La vicenda è complessa. Cerchiamo di fare ordine. Partiamo da ieri mattina, da quello che è successo davanti al Tribunale penale di Salerno che si è riservato la decisione su un’eccezione di nullità che potrebbe far regredire alla fase delle indagini preliminari il procedimento per corruzione in atti giudiziari aggravata dal metodo mafioso nei confronti dell’ex giudice. Un’eccezione sollevata dall’avvocato Calderaro alla quale si è peraltro associata la pm Francesca Fittipaldi, forse al fine di scongiurare un vulnus che potrebbe disinnescare il processo. Secondo il legale di Petrini, si sarebbe configurata una violazione del diritto di difesa avendo il gup di Salerno rinviato a giudizio il suo assistito in accoglimento della richiesta della Dda della città campana che modificò le accuse con contestazioni suppletive in assenza dell’imputato, al quale non è stato concesso il termine per visionare gli atti. Lo stesso reato per il quale Petrini è stato rinviato a giudizio viene contestato anche all’imprenditore Rocco Delfino ed all’avvocato ed ex senatore di Forza Italia Giancarlo Pittelli, per i quali si procede separatamente. Secondo l’accusa, Pittelli, in qualità di difensore di Delfino e in accordo con quest’ultimo, avrebbe promesso al giudice Petrini, che avrebbe accettato la proposta, una somma di denaro in cambio della revoca del provvedimento di confisca dei beni dell’imprenditore, accusato di essere legato alla cosca Molè Piromalli di Gioia Tauro.

L’accordo corruttivo, secondo la Dda di Salerno, non si è concretizzato a causa all’arresto di Pittelli, eseguito nel dicembre del 2019 nell’ambito dell’operazione Rinascita-Scott, coordinata della Dda di Catanzaro (in primo grado l’ex senatore è stato poi condannato a 1 1 anni). La sospensione dal servizio era scattata per Petrini contestualmente alla misura cautelare eseguita nel gennaio 2020 per fatti per i quali è stato condannato, non ancora in via definitiva, nel processo cosiddetto madre: in Appello, gli è stata inflitta la pena di 4 anni e 4 mesi per corruzione in atti giudiziari esclusa l’aggravante mafiosa. Era stata confermata sia la condanna al risarcimento del danno al ministero della Giustizia che quella all’interdizione dai pubblici uffici per 3 anni e 6 mesi. Si tratta del processo col rito abbreviato nel quale sono stati condannati anche il medico di Cariati Emilio Santoro e l’avvocato del Foro di Catanzaro Francesco Saraco, di Santa Caterina dello Jonio. Venti giorni fa è stato presentato il ricorso dalla difesa di Petrini, l’udienza dinanzi ai supremi giudici non è stata ancora fissata, il calcolo di cinque anni di sospensione decorre dal periodo al quale risalgono i fatti contestati, che sono del 2019. Certo, se la Cassazione dovesse confermare la sentenza, il procuratore generale promuoverà l’iter per la decadenza, ma nel frattempo Petrini potrebbe tornare a fare il giudice.

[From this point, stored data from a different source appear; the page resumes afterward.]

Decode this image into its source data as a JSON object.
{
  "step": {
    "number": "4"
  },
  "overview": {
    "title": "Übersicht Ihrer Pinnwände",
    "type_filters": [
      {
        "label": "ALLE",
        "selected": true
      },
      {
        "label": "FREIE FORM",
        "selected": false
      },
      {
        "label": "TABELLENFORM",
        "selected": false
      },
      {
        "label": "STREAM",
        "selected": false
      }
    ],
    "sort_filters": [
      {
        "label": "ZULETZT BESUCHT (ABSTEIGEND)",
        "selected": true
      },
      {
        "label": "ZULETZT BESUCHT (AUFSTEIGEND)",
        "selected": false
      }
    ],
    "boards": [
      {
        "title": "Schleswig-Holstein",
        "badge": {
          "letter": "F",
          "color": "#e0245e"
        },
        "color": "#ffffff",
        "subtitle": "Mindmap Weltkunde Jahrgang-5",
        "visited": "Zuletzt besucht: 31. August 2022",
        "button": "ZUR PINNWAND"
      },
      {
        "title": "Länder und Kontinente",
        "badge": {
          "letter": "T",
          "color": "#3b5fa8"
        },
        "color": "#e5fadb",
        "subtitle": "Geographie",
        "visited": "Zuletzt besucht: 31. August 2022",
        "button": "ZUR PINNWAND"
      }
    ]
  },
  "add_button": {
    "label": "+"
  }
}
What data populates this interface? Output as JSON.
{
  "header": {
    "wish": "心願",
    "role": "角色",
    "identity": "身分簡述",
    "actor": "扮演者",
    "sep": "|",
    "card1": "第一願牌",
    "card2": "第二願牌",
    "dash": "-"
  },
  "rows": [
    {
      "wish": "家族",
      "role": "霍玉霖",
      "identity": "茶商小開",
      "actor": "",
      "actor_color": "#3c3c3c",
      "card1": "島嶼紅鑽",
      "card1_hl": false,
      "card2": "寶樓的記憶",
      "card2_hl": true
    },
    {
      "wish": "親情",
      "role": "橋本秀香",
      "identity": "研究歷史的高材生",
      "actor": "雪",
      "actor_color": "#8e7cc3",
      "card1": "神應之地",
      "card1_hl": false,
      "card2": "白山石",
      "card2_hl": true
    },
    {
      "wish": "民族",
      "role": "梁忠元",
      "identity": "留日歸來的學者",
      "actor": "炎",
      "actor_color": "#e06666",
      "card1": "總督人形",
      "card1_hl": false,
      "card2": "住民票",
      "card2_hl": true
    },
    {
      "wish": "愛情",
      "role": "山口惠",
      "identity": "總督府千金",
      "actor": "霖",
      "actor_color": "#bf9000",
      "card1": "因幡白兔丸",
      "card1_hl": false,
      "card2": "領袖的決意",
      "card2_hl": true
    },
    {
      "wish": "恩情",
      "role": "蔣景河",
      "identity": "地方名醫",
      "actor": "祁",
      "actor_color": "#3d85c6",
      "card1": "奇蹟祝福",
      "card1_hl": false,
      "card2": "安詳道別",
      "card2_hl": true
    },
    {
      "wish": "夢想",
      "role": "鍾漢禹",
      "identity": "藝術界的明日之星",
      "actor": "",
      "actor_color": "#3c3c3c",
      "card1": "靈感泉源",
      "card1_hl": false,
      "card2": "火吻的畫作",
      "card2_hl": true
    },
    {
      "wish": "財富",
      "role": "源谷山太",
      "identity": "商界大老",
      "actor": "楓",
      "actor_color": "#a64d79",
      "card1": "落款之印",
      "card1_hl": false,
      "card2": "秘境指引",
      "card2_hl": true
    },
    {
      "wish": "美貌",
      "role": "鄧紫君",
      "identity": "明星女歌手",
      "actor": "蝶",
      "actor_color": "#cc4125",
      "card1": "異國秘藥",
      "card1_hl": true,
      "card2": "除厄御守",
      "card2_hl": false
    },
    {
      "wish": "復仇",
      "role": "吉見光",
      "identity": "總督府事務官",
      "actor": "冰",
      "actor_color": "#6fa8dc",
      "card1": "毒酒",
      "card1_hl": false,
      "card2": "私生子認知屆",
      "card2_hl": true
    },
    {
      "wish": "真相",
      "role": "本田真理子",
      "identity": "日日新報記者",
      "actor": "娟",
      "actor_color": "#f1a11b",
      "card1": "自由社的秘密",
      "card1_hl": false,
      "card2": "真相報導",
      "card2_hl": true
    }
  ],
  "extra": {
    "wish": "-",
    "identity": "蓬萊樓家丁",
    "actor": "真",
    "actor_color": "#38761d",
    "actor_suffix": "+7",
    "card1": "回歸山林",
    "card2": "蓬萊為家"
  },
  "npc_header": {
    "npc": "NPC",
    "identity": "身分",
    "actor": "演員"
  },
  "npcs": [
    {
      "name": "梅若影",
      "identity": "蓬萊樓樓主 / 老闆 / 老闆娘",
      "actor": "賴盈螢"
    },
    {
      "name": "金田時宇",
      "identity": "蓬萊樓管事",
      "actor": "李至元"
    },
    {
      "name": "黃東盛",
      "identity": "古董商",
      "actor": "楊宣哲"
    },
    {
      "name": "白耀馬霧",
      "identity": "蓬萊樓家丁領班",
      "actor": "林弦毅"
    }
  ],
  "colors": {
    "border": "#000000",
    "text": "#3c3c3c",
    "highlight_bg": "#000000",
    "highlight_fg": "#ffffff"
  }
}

Nessuna sospensione dal servizio è stata disposta contestualmente alla condanna a due anni e otto mesi per corruzione in atti giudiziari all’ex presidente Petrini e all’avvocato ed ex sindaco di Rende Marcello Manna, incastrati dal video che immortalerebbe la consegna da parte di quest’ultimo di 5mila euro al fine di ottenere una sentenza favorevole per il suo assistito, Francesco Patitucci, che in primo grado era stato condannato a 30 anni di carcere per l’omicidio di Luca Bruni ma poi venne assolto dalla Corte d’Assise d’Appello di Catanzaro. Tutto il resto, tra dichiarazioni accusatorie non riscontrate e anche smentite dagli accertamenti, è stato archiviato a carico non solo di Petrini ma anche di altri magistrati, avvocati, commercialisti e imprenditori di Catanzaro e Cosenza. In particolare, la tesi della “cupola” di giudici e avvocati che condizionava processi è ormai crollata. «È caduto quasi tutto, rispetto all’impostazione iniziale non c’è quasi nulla – dice l’avvocato Calderaro al Quotidiano – non è una possibilità ma una certezza, dopo cinque anni i magistrati sospesi tornano in servizio. Petrini potrebbe riacquistare le sue funzioni a febbraio 2024».